El coste de una mala selección
Cada incidente que requiere la intervención de un supervisor o de la policía supone un coste directo e indirecto para la empresa de seguridad: horas extra, indemnizaciones, pérdida de clientes. En un sector donde los márgenes son ajustados —los salarios de los vigilantes rondan el salario mínimo— cualquier fallo en la selección se paga caro. Los sindicatos llevan años advirtiendo de que la presión por cubrir plazas con bajos sueldos atrae a candidatos sin la preparación adecuada.
La discusión se ha intensificado con los planes de aumentar las cuotas de diversidad en cuerpos policiales y de seguridad. Según datos del INE, el porcentaje de mujeres y minorías en seguridad privada ha crecido, pero no así los indicadores de satisfacción del cliente ni de reducción de incidentes. Algunos analistas sugieren que la formación no ha acompañado a la contratación.

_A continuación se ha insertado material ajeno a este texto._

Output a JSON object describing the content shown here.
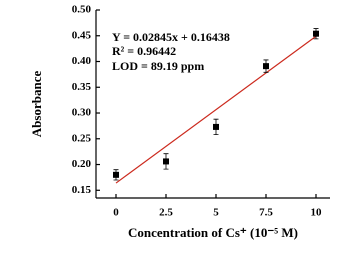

El debate sobre la productividad
Hay quien sostiene que el problema no es la diversidad, sino la falta de inversión en formación continua. Las empresas recortan en simulacros y cursos para mantener precios competitivos. El resultado: vigilantes que no saben reaccionar ante situaciones de tensión. En el otro lado, corrientes más críticas argumentan que se están priorizando criterios ideológicos sobre los profesionales, y que eso se traduce en equipos menos efectivos.
La paradoja de los salarios
Lo llamativo es que, pese a las quejas sobre la preparación, los salarios siguen siendo los mismos. No hay prima por especialización ni por idiomas. Esto, según los expertos en recursos humanos, desincentiva la profesionalización y atrae a perfiles poco motivados. Mientras el coste de vida sube, el sector de seguridad privada mantiene retribuciones estancadas, lo que dificulta retener a los mejores.
Entre los datos que circulan, hay un cálculo recurrente: con el sueldo de tres vigilantes mal formados se podría pagar a dos excelentes. Pero las empresas siguen optando por cantidad antes que calidad. La pregunta que queda en el aire es si el mercado corregirá esta dinámica o si hará falta una regulación más estricta en los estándares de contratación.